Este artigo tem por objetivo analisar a história das escolas isoladas paulistas no período de 1893 a 1932, fundamentando-se no método histórico-crítico. Para tanto, foi realizada uma pesquisa bibliográfica tendo como referência teórica os trabalhos de Saviani (2007, 2008); Marcílio (2005); (1999); Souza (1998, 2006, 2009); Reis Filho (1995); Infantosi (1983) e Nagle (1974). Os documentos, impressos e manuscritos, constantes no Arquivo do Estado de São Paulo foram as fontes primárias consultadas. No primeiro período republicano, a necessidade de universalização da instrução pública levou à criação dos grupos escolares, que atendiam, inicialmente, aos grandes centros urbanos; para os centros menores e os bairros populosos criaram-se as escolas reunidas. Nos bairros periféricos, nas vilas e áreas rurais foram adotadas as escolas isoladas, cuja função era dar uma formação básica – leitura, escrita e as operações elementares da aritmética – à população pobre, residente nesses locais. A organização do trabalho didático, nessas escolas, se aproximava da organização adotada nas escolas de primeiras letras sob o método mútuo do Período Imperial. A história das escolas isoladas é marcada pelos aspectos da moderna escola burguesa, especialmente suas antecessoras, as escolas de primeiras letras. Funcionando em casebres, herdaram das escolas de primeiras letras principalmente o atendimento, em uma só sala, de crianças em diferentes níveis de adiantamento.

Biografia do Autor

Maria Angélica Cardoso, UNICAMP

Pedagoga, possui mestrado em Educação pela Universidade Federal de Mato Grosso do Sul (2005) e Especialização em Formação Docente para a Educação Infantil e Fase Inicial do Ensino Fundamental pela UNIDERP (2004).
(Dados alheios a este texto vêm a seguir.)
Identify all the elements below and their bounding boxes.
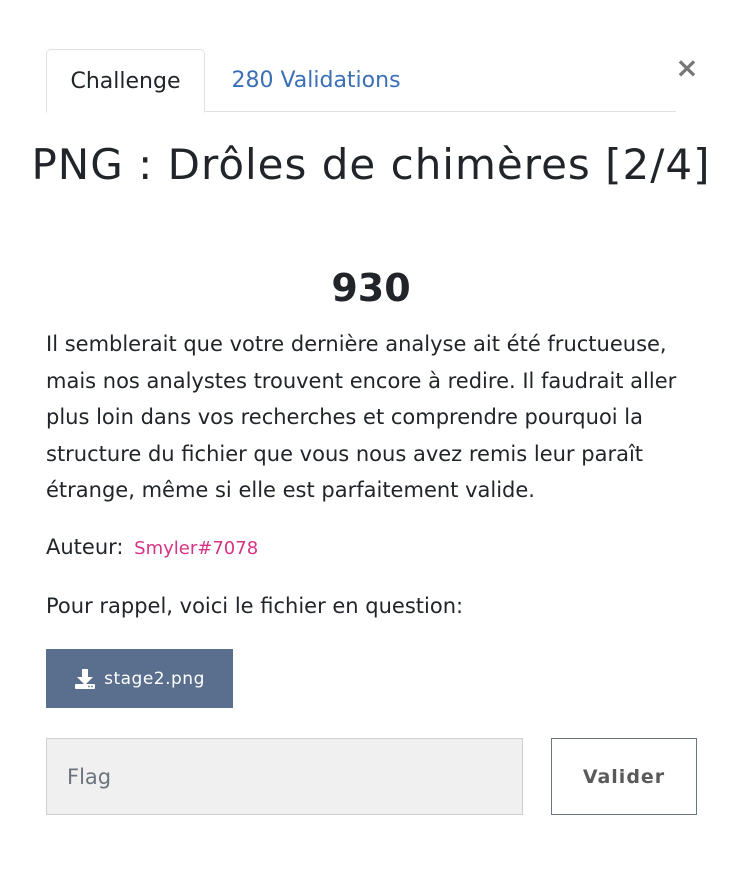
tab-validations[interactable]: 280 Validations [205, 49, 427, 112]
download-file-button[interactable]: stage2.png [46, 649, 233, 708]
close-icon[interactable]: × [674, 53, 700, 83]
tab-challenge[interactable]: Challenge [46, 49, 205, 113]
author-label: Auteur: [46, 535, 124, 559]
author-name-link[interactable]: Smyler#7078 [134, 538, 258, 559]
tab-challenge-label: Challenge [70, 68, 181, 94]
submit-flag-button[interactable]: Valider [551, 738, 697, 815]
file-reminder-text: Pour rappel, voici le fichier en questio… [46, 594, 464, 618]
flag-input[interactable] [46, 738, 523, 815]
tab-validations-label: 280 Validations [231, 68, 401, 93]
download-file-name: stage2.png [104, 668, 205, 689]
author-line: Auteur: Smyler#7078 [46, 531, 696, 565]
challenge-description: Il semblerait que votre dernière analyse… [46, 332, 677, 502]
challenge-tabs: Challenge 280 Validations [46, 49, 676, 113]
challenge-points: 930 [331, 266, 411, 310]
download-icon [75, 668, 96, 689]
challenge-title: PNG : Drôles de chimères [2/4] [31, 140, 711, 189]
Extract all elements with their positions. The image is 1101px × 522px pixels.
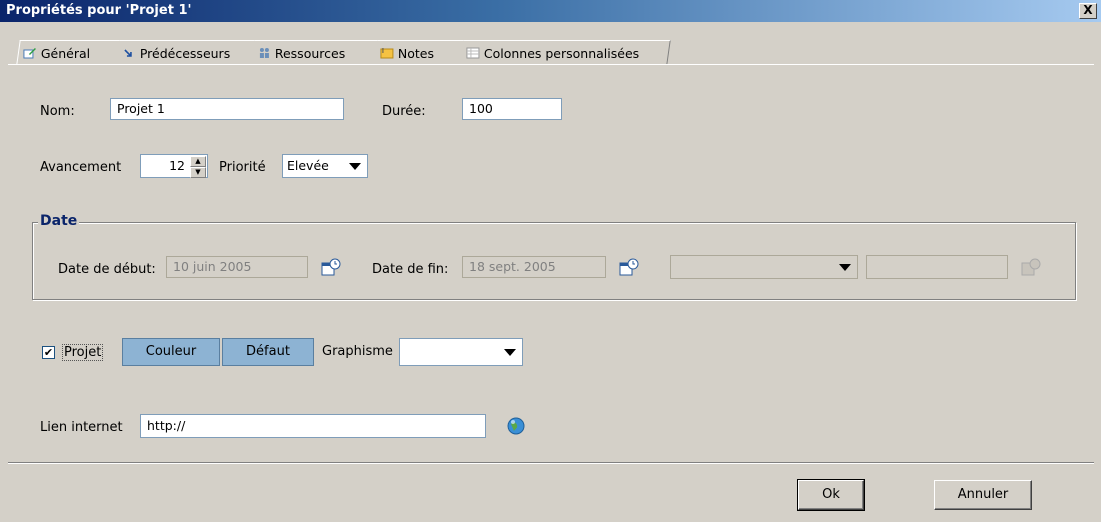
start-date-label: Date de début: <box>58 262 156 277</box>
end-date-label: Date de fin: <box>372 262 449 277</box>
tab-notes-label: Notes <box>397 45 435 61</box>
progress-label: Avancement <box>40 160 122 175</box>
spinner-buttons: ▲ ▼ <box>190 156 206 178</box>
extra-date-field <box>866 255 1008 279</box>
web-link-input[interactable]: http:// <box>140 414 486 438</box>
chevron-down-icon <box>504 349 516 356</box>
progress-value: 12 <box>169 158 185 173</box>
chevron-down-icon <box>349 163 361 170</box>
calendar-disabled-icon <box>1021 258 1041 276</box>
globe-icon[interactable] <box>506 416 526 436</box>
tab-custom-columns[interactable]: Colonnes personnalisées <box>460 40 671 65</box>
window-title: Propriétés pour 'Projet 1' <box>6 3 192 18</box>
ok-button[interactable]: Ok <box>797 479 865 511</box>
priority-value: Elevée <box>287 158 329 173</box>
calendar-icon[interactable] <box>618 257 640 277</box>
cancel-button[interactable]: Annuler <box>934 480 1032 510</box>
project-checkbox-label[interactable]: Projet <box>62 344 104 361</box>
priority-label: Priorité <box>219 160 266 175</box>
name-label: Nom: <box>40 104 75 119</box>
start-date-field: 10 juin 2005 <box>166 256 308 278</box>
name-input[interactable]: Projet 1 <box>110 98 344 120</box>
spinner-down-button[interactable]: ▼ <box>190 167 206 178</box>
edit-icon <box>23 48 36 59</box>
close-button[interactable]: X <box>1079 3 1097 19</box>
duration-label: Durée: <box>382 104 426 119</box>
table-icon <box>466 47 480 59</box>
title-bar: Propriétés pour 'Projet 1' X <box>0 0 1101 22</box>
progress-spinner[interactable]: 12 ▲ ▼ <box>140 154 208 178</box>
tab-custom-columns-label: Colonnes personnalisées <box>483 45 640 61</box>
chevron-down-icon <box>839 264 851 271</box>
duration-input[interactable]: 100 <box>462 98 562 120</box>
spinner-up-button[interactable]: ▲ <box>190 156 206 167</box>
tab-general-label: Général <box>40 45 91 61</box>
priority-select[interactable]: Elevée <box>282 154 368 178</box>
tab-predecessors-label: Prédécesseurs <box>139 45 231 61</box>
date-legend: Date <box>38 213 80 229</box>
calendar-icon[interactable] <box>320 257 342 277</box>
project-checkbox[interactable]: ✔ <box>42 346 55 359</box>
default-button[interactable]: Défaut <box>222 338 314 366</box>
properties-dialog: Propriétés pour 'Projet 1' X Général Pré… <box>0 0 1101 522</box>
footer-divider <box>8 462 1094 464</box>
people-icon <box>259 48 269 58</box>
extra-date-select[interactable] <box>670 255 858 279</box>
arrow-icon <box>124 49 132 57</box>
tab-notes[interactable]: Notes <box>374 40 467 65</box>
shape-label: Graphisme <box>322 344 393 359</box>
tab-resources-label: Ressources <box>274 45 346 61</box>
tab-resources[interactable]: Ressources <box>251 40 381 65</box>
web-link-label: Lien internet <box>40 420 123 435</box>
tab-predecessors[interactable]: Prédécesseurs <box>116 40 257 65</box>
color-button[interactable]: Couleur <box>122 338 220 366</box>
notes-icon <box>380 48 394 59</box>
tab-general[interactable]: Général <box>16 40 124 65</box>
shape-select[interactable] <box>399 338 523 366</box>
end-date-field: 18 sept. 2005 <box>462 256 606 278</box>
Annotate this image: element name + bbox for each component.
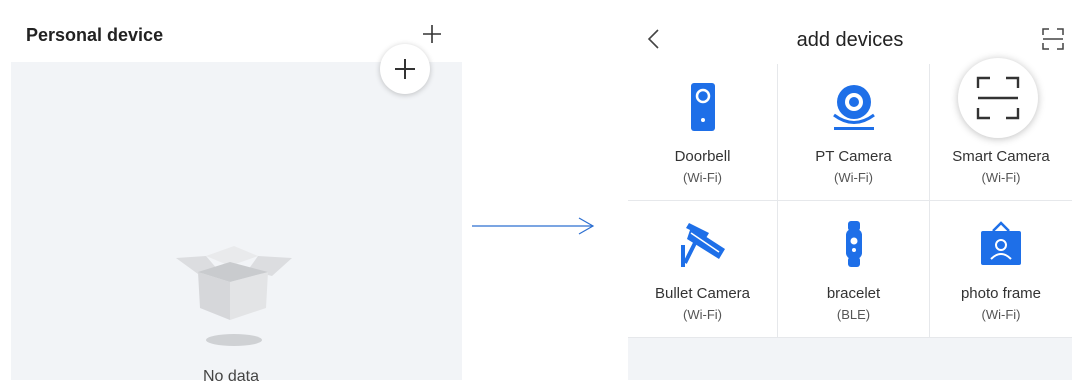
device-protocol: (Wi-Fi) [683,307,722,322]
device-protocol: (Wi-Fi) [683,170,722,185]
device-protocol: (Wi-Fi) [834,170,873,185]
bullet-camera-icon [680,223,725,267]
photo-frame-icon [981,221,1021,265]
scan-qr-icon[interactable] [1042,28,1064,50]
device-name: Smart Camera [952,148,1050,165]
device-protocol: (Wi-Fi) [981,170,1021,185]
device-tile-photo-frame[interactable]: photo frame (Wi-Fi) [930,201,1072,337]
page-title: Personal device [26,25,164,45]
add-devices-screen: add devices Doorbell (Wi-Fi) PT Camera (… [628,0,1072,380]
bracelet-icon [845,221,862,267]
device-tile-pt-camera[interactable]: PT Camera (Wi-Fi) [778,64,929,200]
personal-device-screen: Personal device No data [0,0,462,385]
right-header: add devices [628,0,1072,64]
device-name: PT Camera [815,148,892,165]
scan-frame-icon [976,76,1020,120]
plus-icon [395,59,415,79]
device-name: Bullet Camera [654,285,751,302]
device-tile-bracelet[interactable]: bracelet (BLE) [778,201,929,337]
pt-camera-icon [832,85,875,130]
empty-box-icon [176,246,292,346]
scan-button[interactable] [958,58,1038,138]
device-tile-bullet-camera[interactable]: Bullet Camera (Wi-Fi) [628,201,777,337]
device-name: Doorbell [674,148,731,165]
device-name: photo frame [960,285,1042,302]
device-tile-doorbell[interactable]: Doorbell (Wi-Fi) [628,64,777,200]
add-device-plus-icon[interactable] [422,24,442,44]
empty-state-text: No data [202,368,260,385]
device-protocol: (Wi-Fi) [981,307,1021,322]
device-protocol: (BLE) [836,307,871,322]
device-name: bracelet [826,285,881,302]
header-title: add devices [796,29,904,51]
add-device-button[interactable] [380,44,430,94]
doorbell-icon [690,83,715,131]
transition-arrow-icon [472,217,595,235]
Doutora em Filosofia e História da Educação pela UNICAMP. Trabalhos e publicações na área de História da Educação, atuando principalmente nos seguintes temas: história da educação, história das instituições escolares, organização do trabalho didático, escolas isoladas e escolas multisseriadas.

Downloads

Publicado

2013-12-06

Como Citar

CARDOSO, M. A. Escolas isoladas paulistas: um modelo desajustado?. Revista Linhas, Florianópolis, v. 14, n. 27, p. 201 - 233, 2013. Disponível em: https://periodicos.udesc.br/index.php/linhas/article/view/1984723814272013201. Acesso em: 3 ago. 2021.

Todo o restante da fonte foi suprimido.